I don’t know that I would say there’s a need for more storytelling in music in general. I love telling stories through music, personally, but in many ways a lot of what’s happening today (including Am I Born) is less about storytelling than about the expression and exploration of Big Ideas. I would say that this is definitely where my interests lie. I think this is why I’ve found myself drawn to opera and music theatre over the years. Something about the way opera and music theatre allow a composer to communicative big ideas, and explore characters in a dramatic context is very appealing to me. I also feel like it suits my aesthetic propensity for polystylism: in an opera (or dramatic oratorio) it somehow makes sense for a lot of different kinds of music to co-exist; to interact with one another. In concert music I find this to be a little less convincing, and one runs the risk of writing some sort of unintentional Postmodern manifesto. But in opera I think this technique can sound really fresh, and really help propel the narrative.

Is there such thing as a Brooklyn sound in New Music?
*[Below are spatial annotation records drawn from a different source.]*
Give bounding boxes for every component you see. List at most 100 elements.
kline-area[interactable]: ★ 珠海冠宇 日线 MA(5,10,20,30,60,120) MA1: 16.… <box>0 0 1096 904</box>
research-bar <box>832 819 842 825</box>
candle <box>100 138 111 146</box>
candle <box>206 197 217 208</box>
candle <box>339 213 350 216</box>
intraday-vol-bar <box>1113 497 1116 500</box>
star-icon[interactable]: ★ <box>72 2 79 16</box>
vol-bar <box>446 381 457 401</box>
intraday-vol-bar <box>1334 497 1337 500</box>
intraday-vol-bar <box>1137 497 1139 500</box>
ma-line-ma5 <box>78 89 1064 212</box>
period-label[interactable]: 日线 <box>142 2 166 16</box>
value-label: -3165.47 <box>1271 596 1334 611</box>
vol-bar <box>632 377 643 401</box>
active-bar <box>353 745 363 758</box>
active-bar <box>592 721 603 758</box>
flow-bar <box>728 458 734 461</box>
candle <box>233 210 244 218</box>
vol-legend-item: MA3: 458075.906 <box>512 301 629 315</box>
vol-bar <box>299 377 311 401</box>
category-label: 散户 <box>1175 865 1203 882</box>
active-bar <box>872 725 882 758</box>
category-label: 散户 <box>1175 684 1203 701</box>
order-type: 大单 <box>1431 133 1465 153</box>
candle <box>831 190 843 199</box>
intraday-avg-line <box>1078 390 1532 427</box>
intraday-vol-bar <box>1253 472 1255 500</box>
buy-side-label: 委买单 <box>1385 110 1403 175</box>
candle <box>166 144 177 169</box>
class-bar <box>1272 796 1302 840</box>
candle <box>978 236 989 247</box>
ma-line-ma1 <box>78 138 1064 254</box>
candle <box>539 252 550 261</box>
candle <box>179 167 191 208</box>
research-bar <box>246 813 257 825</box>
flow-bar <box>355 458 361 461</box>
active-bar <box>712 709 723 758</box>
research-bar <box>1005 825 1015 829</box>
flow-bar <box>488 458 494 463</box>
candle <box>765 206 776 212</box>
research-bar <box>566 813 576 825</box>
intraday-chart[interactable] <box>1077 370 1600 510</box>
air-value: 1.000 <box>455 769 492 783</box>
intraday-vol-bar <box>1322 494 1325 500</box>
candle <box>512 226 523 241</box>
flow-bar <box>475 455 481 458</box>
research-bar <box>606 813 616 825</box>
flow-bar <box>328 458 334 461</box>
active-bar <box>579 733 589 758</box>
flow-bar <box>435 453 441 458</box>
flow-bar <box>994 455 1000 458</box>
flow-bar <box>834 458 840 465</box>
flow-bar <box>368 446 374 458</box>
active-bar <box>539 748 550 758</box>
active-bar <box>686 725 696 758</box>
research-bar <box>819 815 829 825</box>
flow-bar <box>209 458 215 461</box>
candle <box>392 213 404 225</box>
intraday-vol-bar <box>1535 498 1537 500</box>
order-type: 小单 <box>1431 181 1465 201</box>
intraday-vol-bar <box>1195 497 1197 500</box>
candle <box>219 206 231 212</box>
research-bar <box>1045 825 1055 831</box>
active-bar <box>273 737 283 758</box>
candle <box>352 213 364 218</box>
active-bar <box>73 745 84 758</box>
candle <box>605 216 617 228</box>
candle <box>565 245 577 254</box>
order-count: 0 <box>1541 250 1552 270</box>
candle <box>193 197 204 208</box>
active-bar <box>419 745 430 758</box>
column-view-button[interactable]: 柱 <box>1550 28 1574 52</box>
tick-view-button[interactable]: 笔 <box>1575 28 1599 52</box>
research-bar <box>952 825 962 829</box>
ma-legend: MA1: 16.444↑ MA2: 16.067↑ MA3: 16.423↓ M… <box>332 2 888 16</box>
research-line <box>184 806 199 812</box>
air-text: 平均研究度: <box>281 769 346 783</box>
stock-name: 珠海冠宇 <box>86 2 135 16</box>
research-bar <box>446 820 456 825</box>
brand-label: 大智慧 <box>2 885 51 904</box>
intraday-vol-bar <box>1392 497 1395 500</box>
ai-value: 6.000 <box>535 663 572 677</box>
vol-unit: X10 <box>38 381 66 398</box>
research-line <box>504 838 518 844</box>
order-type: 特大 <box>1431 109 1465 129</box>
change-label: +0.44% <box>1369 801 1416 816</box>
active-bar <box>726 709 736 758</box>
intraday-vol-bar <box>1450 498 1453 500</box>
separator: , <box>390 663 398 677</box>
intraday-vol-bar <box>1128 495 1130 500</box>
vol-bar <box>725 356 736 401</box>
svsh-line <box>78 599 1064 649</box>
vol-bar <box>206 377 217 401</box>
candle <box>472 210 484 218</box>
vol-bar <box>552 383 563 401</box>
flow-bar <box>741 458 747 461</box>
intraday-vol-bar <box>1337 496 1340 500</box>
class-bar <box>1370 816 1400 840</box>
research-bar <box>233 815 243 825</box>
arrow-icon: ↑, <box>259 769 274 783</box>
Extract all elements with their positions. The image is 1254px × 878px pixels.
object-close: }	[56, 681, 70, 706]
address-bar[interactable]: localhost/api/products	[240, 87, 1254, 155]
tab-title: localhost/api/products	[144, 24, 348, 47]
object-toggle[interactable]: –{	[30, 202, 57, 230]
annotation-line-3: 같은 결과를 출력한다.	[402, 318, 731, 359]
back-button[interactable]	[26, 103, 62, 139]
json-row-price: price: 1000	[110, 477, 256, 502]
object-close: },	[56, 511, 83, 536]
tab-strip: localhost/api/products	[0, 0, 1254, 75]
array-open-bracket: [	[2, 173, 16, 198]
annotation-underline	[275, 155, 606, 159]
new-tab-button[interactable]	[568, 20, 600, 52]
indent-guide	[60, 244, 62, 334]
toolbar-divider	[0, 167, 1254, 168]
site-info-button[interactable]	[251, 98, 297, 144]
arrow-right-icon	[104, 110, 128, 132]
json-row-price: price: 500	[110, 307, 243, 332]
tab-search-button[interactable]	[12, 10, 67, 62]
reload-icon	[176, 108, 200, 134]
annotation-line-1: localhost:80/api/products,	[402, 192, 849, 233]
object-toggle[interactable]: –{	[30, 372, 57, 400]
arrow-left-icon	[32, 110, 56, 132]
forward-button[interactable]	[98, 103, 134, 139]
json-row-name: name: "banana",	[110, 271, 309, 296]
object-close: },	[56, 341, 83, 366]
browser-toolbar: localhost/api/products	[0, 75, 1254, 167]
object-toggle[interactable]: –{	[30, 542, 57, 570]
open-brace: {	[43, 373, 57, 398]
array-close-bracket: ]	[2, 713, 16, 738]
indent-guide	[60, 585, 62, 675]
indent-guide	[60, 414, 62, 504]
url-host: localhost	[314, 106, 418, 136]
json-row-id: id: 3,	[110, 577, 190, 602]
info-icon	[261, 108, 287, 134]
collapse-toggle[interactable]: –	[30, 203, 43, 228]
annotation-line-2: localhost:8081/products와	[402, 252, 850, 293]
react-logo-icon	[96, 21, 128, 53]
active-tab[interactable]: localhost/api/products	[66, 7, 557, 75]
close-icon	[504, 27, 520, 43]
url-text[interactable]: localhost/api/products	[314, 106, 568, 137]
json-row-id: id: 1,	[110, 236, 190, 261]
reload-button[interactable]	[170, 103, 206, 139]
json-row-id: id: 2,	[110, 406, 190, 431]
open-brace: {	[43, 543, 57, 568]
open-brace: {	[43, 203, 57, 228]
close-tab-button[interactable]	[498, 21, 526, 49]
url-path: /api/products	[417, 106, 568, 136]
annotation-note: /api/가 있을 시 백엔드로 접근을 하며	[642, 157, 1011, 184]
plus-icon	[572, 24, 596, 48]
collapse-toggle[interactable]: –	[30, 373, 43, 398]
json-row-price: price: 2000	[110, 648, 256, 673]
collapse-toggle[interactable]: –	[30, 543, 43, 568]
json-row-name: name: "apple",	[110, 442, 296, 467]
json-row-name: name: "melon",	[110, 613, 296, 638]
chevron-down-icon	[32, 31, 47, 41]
I think that there are so many different composers doing so many completely different things, that there can be no such thing as a singular sound. And thank god for that. But there is definitely Brooklyn scene that I’ve found myself a part of—surround the New Am roster, the New Music Bake Sale, etc. I think what really important about this scene is the reason it came in to being (at least from what I can tell, being inside of it.) At least as far as my own involvement, it started when, around 2003 a bunch of us came to the city from all over—Boston, Australia, California—met, and started forming our own ensembles and putting shows together. There was a kind of liberation in this, as we realized that we could do whatever we wanted artistically—as opposed to trying to fit into a pre-established “right way” of being a composer—and that we could just be our own audiences, so it didn’t matter if any one else was into it. In a way it reminds me of the way Allen Ginsberg spoke about the beats San Francisco in the 50s. Like that, 2003 in New York found a collection of like-minded people who wanted to write music they really believed in and just started doing it. There was obviously some cross-pollination there, so the extent to which there’s a specific “sound” could maybe be traced to that. But in truth, there are so many different kinds of composers working in the scene now—each with a really clear, personal voice—so I think to say there is a single sound is a disservice to the really glorious diversity of it all.